An example of modern slavery is in China’s Xinjiang province, home to a significant portion of central Asia’s Uyghur population, a majority Muslim, Turkic ethnic group. This group is facing increasing persecution by the Chinese government: it places them in re-education camps under the guise of re-skilling them for industry needs. This approach has been criticised as cultural genocide as reports emerge of these camps deliberately stripping the Uyghur of their unique identity and in extreme cases condoning sexual and physical violence against them. This vulnerable population is used by the local Xinjiang factories, with government endorsement, as cheap labour to supply the global market with products such as poly-silicon, a vital material in the production of solar panels.

This is but one example of the modern slavery which is feeding our global markets.

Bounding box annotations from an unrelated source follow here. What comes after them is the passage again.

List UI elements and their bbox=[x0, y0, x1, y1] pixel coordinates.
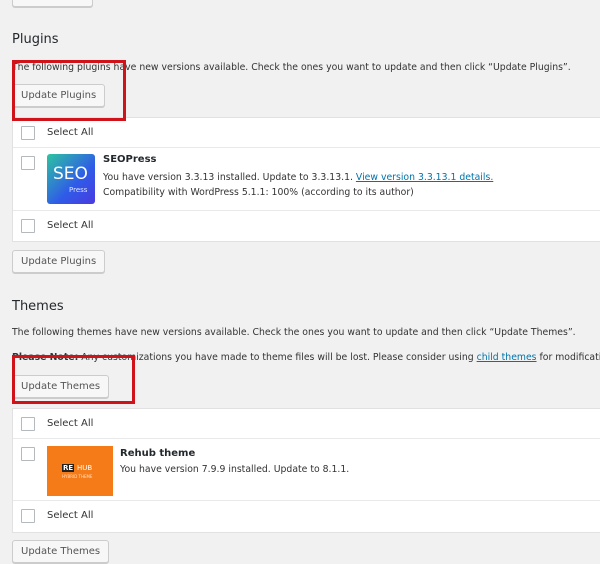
select-all-checkbox[interactable] bbox=[21, 126, 35, 140]
rehub-thumbnail: RE HUB HYBRID THEME bbox=[47, 446, 113, 496]
update-themes-button-bottom[interactable]: Update Themes bbox=[12, 540, 110, 563]
themes-table: Select All RE HUB HYBRID THEME Rehub the… bbox=[12, 408, 600, 533]
select-all-label[interactable]: Select All bbox=[47, 220, 93, 231]
select-all-checkbox-bottom[interactable] bbox=[21, 219, 35, 233]
select-all-checkbox[interactable] bbox=[21, 417, 35, 431]
select-all-label[interactable]: Select All bbox=[47, 510, 93, 521]
select-all-row: Select All bbox=[13, 409, 600, 439]
theme-row-rehub: RE HUB HYBRID THEME Rehub theme You have… bbox=[13, 439, 600, 501]
theme-version-text: You have version 7.9.9 installed. Update… bbox=[120, 464, 350, 475]
plugins-table: Select All SEO Press SEOPress You have v… bbox=[12, 117, 600, 242]
plugin-compat-text: Compatibility with WordPress 5.1.1: 100%… bbox=[103, 187, 414, 198]
select-all-label[interactable]: Select All bbox=[47, 127, 93, 138]
themes-heading: Themes bbox=[12, 299, 64, 314]
plugin-checkbox[interactable] bbox=[21, 156, 35, 170]
child-themes-link[interactable]: child themes bbox=[477, 352, 537, 363]
view-details-link[interactable]: View version 3.3.13.1 details. bbox=[356, 172, 493, 183]
highlight-box-plugins bbox=[12, 60, 126, 121]
highlight-box-themes bbox=[12, 355, 135, 404]
seopress-logo: SEO Press bbox=[47, 154, 95, 204]
select-all-row: Select All bbox=[13, 118, 600, 148]
top-button[interactable] bbox=[12, 0, 93, 7]
plugin-row-seopress: SEO Press SEOPress You have version 3.3.… bbox=[13, 148, 600, 211]
select-all-row-bottom: Select All bbox=[13, 211, 600, 241]
select-all-checkbox-bottom[interactable] bbox=[21, 509, 35, 523]
themes-description: The following themes have new versions a… bbox=[12, 327, 576, 338]
plugin-name: SEOPress bbox=[103, 154, 157, 165]
select-all-label[interactable]: Select All bbox=[47, 418, 93, 429]
select-all-row-bottom: Select All bbox=[13, 501, 600, 532]
plugin-version-text: You have version 3.3.13 installed. Updat… bbox=[103, 172, 494, 183]
theme-checkbox[interactable] bbox=[21, 447, 35, 461]
plugins-heading: Plugins bbox=[12, 32, 59, 47]
update-plugins-button-bottom[interactable]: Update Plugins bbox=[12, 250, 106, 273]
theme-name: Rehub theme bbox=[120, 448, 196, 459]
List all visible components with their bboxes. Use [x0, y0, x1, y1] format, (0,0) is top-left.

We have entered into an era of systematic competition that values profit over ethics. This can be reversed however with better regulation of our supply chains and higher awareness being brought to businesses on the prevalence of modern slavery.

Dr Cockayne responded to a range of audience questions.

Asked about the realism of prohibiting products of slave labour in Australia, particularly in solar panel production, he said that it is currently incredibly difficult to purchase slave labour free solar panels as most poly-silicon is sourced from the Xinjiang factories. Switching to alternative components is not realistic and doesn’t remove this problem. There are plans to establish our own poly-silicon factories but the resources and time investment required are enormous.

In NSW since 1 July, government buyers must cease buying goods and services made by modern slavery. The government places responsibility on large enterprises to ensure that they are not directly or indirectly supporting slave labour and requires an annual internal anti-slavery investigation for enterprises turning over more than 50 million in revenue.

Asked whether it is necessary to have both state and federal anti-slavery commissioners, Dr Cockayne said that the federal and state governments have different areas of responsibilities. Cooperation in all these areas is necessary to combat modern slavery. Action at all levels of government among the education, health care, foreign relations and economic policy departments is crucial in ensuring the Australian economy has a firm anti-slavery stance.